Regarding your second attempt with:
> uwind_lat0        = 30.0006000000D0,
> uwind_lat_inc     = 107*0.5555500D0,0.27777475D0,
the problem is different because the input field might not contain
large gradient but exf_interp_uv.F introduces artificial large gradient
and this need to be fixed.
You may want to try:
> uwind_lat0        = 30.0006000000D0,
> uwind_lat_inc     = 107*0.5555500D0,0.28D0,
which will results in initial y_in(nyIn+1) > 90. that will be changed to 90.N
(like in the original first attempt) and no artificial gradient from 
exf_interp_uv.F

Cheers,
Jean-Michel

On Thu, May 25, 2017 at 06:49:50PM +0800, Longjiang Mu wrote:
> Hi Jean-Michel,
> 
> Sorry for my late reply, trying to find some time for test.
> 
> 1. about the input data
> I have checked over the input data again.
> The data is downloaded from ECMWF with data range in 30 -90N and
> grids as archive.
> It's very interesting that the data at 90N is almost the same as
> that at 89.7222N.
> So, as you mentioned, large gradients can be found around north pole.

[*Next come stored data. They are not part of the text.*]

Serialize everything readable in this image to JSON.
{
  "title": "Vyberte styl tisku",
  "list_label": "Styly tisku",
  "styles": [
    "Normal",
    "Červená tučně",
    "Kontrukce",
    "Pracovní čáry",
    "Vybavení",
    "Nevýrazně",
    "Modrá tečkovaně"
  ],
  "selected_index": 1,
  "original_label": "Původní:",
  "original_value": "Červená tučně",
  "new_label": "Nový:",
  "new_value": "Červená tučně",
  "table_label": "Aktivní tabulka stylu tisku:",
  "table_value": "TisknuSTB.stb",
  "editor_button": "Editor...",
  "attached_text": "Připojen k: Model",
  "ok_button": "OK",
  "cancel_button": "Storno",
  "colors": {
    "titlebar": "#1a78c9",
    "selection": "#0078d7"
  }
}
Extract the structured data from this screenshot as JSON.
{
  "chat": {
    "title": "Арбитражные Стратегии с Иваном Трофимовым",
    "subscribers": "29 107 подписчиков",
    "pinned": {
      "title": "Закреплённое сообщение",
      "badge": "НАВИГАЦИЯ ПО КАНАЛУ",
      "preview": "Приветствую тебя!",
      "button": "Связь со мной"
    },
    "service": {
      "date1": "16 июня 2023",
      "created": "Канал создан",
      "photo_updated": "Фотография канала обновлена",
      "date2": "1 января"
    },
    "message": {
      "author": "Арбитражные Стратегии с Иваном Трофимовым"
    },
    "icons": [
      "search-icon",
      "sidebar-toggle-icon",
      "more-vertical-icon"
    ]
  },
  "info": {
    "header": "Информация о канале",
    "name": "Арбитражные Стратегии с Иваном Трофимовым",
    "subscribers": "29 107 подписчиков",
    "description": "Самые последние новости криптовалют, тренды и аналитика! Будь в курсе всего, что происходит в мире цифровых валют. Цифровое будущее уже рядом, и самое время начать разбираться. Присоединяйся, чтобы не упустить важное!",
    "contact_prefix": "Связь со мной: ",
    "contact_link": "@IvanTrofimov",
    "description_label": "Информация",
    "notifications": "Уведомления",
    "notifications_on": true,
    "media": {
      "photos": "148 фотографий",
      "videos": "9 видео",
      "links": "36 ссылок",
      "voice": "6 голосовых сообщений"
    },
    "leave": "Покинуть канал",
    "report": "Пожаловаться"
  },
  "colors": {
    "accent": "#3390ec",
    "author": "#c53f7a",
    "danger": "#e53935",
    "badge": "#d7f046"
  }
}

> That definitely will cause the blow up at the north pole.
> 
> 2. The forcing data at 90N should be the same, or with very small
> deviations.
> But I think it's not the main reason caused the extreme values.
> Please see 3 below.
> 
> 3. about the lat, lon defined in data.exf
> As your reminding, I change the *wind_lat_inc to be
> (107*0.5555500D0,0.27777475D0), which were (108*0.5555500D0) before:
> >uwind_lon0        = 0.83261501D0,
> > uwind_lon_inc     = 0.833333333299D0,
> > uwind_lat0        = 30.0006000000D0,
> > uwind_lat_inc     = 107*0.5555500D0,0.27777475D0,
> > uwind_nlon        = 432,
> > uwind_nlat        = 109,
> >#uwind_interpMethod     = 1,
> >
> > vwind_lon0        = 0.83261501D0,
> > vwind_lon_inc     = 0.833333333299D0,
> > vwind_lat0        = 30.0006000000D0,
> > vwind_lat_inc     = 107*0.5555500D0,0.27777475D0,
> > vwind_nlon        = 432,
> > vwind_nlat        = 109,
> >#uwind_interpMethod     = 1,
> 
> Unfortunately the model still blew up finally.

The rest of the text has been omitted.